Le docteur don Adolfo Alsina, fils de l’ex-gouverneur de la province de Buenos-Ayres, lui-même ancien gouverneur de cette province et vice-président sortant de la république, administrateur énergique, mais non encore mis hors de pair comme homme politique dans ces postes secondaires, avait surtout de l’importance en ce qu’il représentait, à proprement parler, le parti des audacieux : prêt à s’emparer du pouvoir et à le garder, entouré d’inconnus avides d’ambition ou de nécessiteux avides d’emplois. Ce parti nouveau n’était pas sympathique aux étrangers; sa vraie tendance est de s’opposer à leur envahissement. Inconnu aux provinces, Alsina leur était naturellement suspect, étant fils de Buenos-Ayres; ici seulement il était connu et pouvait compter sur un certain nombre de partisans, mais surtout sur les voix que pourrait lui conquérir son audace.

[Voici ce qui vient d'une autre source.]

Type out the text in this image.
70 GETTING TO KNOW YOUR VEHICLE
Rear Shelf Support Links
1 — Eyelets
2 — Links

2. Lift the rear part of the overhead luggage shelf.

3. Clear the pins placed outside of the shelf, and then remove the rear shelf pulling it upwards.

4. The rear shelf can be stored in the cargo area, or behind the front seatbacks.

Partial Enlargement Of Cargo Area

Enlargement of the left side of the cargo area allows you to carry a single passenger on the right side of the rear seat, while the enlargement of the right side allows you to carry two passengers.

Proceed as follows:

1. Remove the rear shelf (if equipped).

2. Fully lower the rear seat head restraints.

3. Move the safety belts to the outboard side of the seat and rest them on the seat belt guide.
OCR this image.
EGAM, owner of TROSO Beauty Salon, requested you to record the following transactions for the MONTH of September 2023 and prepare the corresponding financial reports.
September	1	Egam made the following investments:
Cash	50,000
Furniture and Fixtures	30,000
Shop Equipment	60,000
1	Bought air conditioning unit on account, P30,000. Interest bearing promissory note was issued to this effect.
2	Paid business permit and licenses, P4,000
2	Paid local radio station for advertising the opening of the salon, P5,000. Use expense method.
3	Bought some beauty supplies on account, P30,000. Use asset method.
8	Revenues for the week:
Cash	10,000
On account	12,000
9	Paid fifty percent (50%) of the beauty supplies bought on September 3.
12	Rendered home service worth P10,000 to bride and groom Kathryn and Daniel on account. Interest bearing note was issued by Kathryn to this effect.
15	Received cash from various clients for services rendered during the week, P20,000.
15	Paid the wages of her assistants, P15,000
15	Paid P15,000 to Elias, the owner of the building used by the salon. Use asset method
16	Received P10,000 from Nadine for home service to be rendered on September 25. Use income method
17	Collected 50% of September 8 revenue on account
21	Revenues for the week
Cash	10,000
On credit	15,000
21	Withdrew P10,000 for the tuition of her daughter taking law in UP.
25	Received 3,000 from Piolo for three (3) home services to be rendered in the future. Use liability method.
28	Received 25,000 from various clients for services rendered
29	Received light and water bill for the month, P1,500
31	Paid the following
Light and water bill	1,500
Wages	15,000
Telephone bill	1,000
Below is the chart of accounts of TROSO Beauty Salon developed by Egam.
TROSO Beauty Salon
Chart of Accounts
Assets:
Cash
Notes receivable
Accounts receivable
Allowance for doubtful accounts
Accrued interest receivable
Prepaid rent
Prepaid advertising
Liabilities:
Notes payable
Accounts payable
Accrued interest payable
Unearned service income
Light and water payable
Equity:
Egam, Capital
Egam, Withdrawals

Candidat d’une politique moins nettement accentuée, le docteur Nicolas Avellaneda voyait sa candidature silencieusement appuyée à Buenos-Ayres par quelques amis. C’était un provincial, un arribeño[1]. Né à Tucuman, avocat brillant, homme d’une grande valeur, jeune, entrant en ligne peut-être avant son heure pour ce poste élevé, connu des lettrés, il était presque ignoré de la masse des électeurs de Buenos-Ayres, bien qu’il y eût été ministre à vingt-trois ans et publiciste remarqué à dix-neuf. Son nom avait beaucoup plus de signification dans les provinces, et si à Buenos-Ayres on pouvait aisément compter ses discrets partisans, dont le nombre n’atteignait pas une douzaine, il était l’homme désigné des provinces, l’arme de ceux qui n’ont pas encore accepté la suprématie de Buenos-Ayres; à ce titre il devait triompher, si toutes les raisons qui militaient en faveur du général Mitre s’effaçaient devant la vieille jalousie des arribeños.

Dès les premiers jours de la lutte électorale, il fut facile de prévoir que ce candidat tiendrait en échec le général Mitre, fût-il seul, mais qu’en tout cas son triomphe était assuré, étant donnée la division des voix de Buenos-Ayres entre le général Mitre et le docteur Alsina. La lutte fut ardente; cependant au milieu de ces ardeurs mêmes la personnalité de M. Avellaneda sembla disparaître, comme s’il se fût désintéressé d’un combat qui ne pouvait que tourner à son

  1. Nom donné aux habitans des provinces : gens d’en haut (arriba).